The Cleveland National Forest Foundation is a nonprofit group dedicated to preserving the plants, animals and other natural resources of Southern California mountains by protecting the land and water they need to survive.

Few areas in North America display the concentration of plants and animals as diverse as those found in Cleveland National Forest. The chaparral, meadows and pine-oak woodlands that grace the mountains and foothills are especially rich in unique species.

President Theodore Roosevelt and Congress established Cleveland National Forest in 1906 to protect this mountainous area of Southern California. Since that time, civilization rose around all sides of this wilderness province, and the original national forest boundaries enclosing two million acres diminished to a modern-day area of 650,000.

One by one, unique wildlife and plants disappeared, including the California condor, grizzly bear, black bear, long-eared kit fox and pronghorn antelope.

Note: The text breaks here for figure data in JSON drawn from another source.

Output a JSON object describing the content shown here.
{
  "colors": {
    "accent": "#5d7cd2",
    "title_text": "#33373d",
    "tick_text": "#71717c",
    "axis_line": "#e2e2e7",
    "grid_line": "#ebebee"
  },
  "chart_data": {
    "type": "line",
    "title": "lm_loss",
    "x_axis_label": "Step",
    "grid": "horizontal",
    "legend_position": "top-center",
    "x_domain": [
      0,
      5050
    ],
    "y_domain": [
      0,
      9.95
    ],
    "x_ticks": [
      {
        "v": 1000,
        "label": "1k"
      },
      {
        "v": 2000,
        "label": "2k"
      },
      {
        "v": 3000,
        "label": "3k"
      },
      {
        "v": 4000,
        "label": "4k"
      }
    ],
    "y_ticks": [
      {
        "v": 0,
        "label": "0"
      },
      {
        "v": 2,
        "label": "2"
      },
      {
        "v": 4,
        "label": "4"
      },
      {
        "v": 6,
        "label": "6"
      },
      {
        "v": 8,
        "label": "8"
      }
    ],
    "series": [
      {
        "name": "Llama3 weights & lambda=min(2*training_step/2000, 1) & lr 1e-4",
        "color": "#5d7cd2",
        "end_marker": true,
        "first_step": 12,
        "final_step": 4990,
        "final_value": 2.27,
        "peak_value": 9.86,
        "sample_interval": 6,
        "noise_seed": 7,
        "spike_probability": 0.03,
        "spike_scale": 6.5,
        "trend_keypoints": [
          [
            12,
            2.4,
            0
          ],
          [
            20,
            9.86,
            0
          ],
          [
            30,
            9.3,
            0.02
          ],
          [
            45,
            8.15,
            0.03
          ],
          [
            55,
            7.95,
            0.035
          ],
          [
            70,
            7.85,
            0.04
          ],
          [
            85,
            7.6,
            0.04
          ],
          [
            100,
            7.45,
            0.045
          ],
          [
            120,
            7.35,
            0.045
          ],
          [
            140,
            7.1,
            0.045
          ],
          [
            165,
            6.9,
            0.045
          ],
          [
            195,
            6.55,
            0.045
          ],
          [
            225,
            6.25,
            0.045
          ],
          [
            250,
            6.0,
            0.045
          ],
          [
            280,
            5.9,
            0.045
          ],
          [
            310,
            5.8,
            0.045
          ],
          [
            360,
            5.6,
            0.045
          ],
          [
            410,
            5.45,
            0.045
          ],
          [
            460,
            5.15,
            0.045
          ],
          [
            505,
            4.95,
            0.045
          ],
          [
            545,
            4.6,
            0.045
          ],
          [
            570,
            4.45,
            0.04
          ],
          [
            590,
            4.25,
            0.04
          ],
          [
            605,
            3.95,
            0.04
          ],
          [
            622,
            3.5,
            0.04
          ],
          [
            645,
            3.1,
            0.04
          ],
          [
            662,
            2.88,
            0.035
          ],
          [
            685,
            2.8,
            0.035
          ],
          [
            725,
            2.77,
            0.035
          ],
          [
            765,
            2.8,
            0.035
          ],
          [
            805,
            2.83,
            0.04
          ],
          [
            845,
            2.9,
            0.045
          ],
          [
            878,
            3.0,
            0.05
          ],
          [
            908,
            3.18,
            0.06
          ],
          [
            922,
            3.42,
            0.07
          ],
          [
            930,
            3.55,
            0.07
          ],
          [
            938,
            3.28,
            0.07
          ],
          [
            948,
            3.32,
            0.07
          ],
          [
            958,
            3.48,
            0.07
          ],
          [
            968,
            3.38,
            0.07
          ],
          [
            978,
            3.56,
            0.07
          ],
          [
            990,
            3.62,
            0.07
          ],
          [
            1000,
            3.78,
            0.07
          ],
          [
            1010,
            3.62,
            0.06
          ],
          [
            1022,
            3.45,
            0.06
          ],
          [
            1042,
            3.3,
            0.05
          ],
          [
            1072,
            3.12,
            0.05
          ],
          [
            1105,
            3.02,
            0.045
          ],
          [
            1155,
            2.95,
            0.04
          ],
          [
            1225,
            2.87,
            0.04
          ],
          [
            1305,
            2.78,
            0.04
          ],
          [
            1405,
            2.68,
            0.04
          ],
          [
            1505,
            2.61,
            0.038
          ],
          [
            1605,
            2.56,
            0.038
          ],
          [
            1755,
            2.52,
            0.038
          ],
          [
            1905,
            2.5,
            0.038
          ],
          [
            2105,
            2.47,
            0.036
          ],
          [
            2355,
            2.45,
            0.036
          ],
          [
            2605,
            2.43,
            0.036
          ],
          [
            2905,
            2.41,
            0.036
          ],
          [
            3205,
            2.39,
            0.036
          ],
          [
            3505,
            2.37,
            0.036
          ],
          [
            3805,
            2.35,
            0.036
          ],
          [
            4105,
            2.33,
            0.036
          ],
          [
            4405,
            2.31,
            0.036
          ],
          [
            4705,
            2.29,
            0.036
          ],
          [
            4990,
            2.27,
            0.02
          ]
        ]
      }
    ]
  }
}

Today, many of the remaining plants and animals of Cleveland National Forest are threatened by urban development: puma, mule deer, golden eagle, bald eagle, California spotted owl, pond turtle, San Diego thornmint and many more mammals, reptiles, butterflies and plants. Large areas of open land are critical for their survival. The forest provides valuable watershed and grazing areas and on its mountains are found two world-class observatories.

Excessive development in this remarkable ecosystem would bring about the demise of foothill and mountain life as we know it. Like the organs of a body, the chaparral, wood-lands, meadows and streams are vital to the health of a forest. Therefore, we must vigilantly protect, defend and secure our wilderness for the well-being of all Southern Californians.

The Cleveland National Forest Foundation is committed to sustainable regional land use planning in order to stem the tide of urban encroachment of our wild-lands.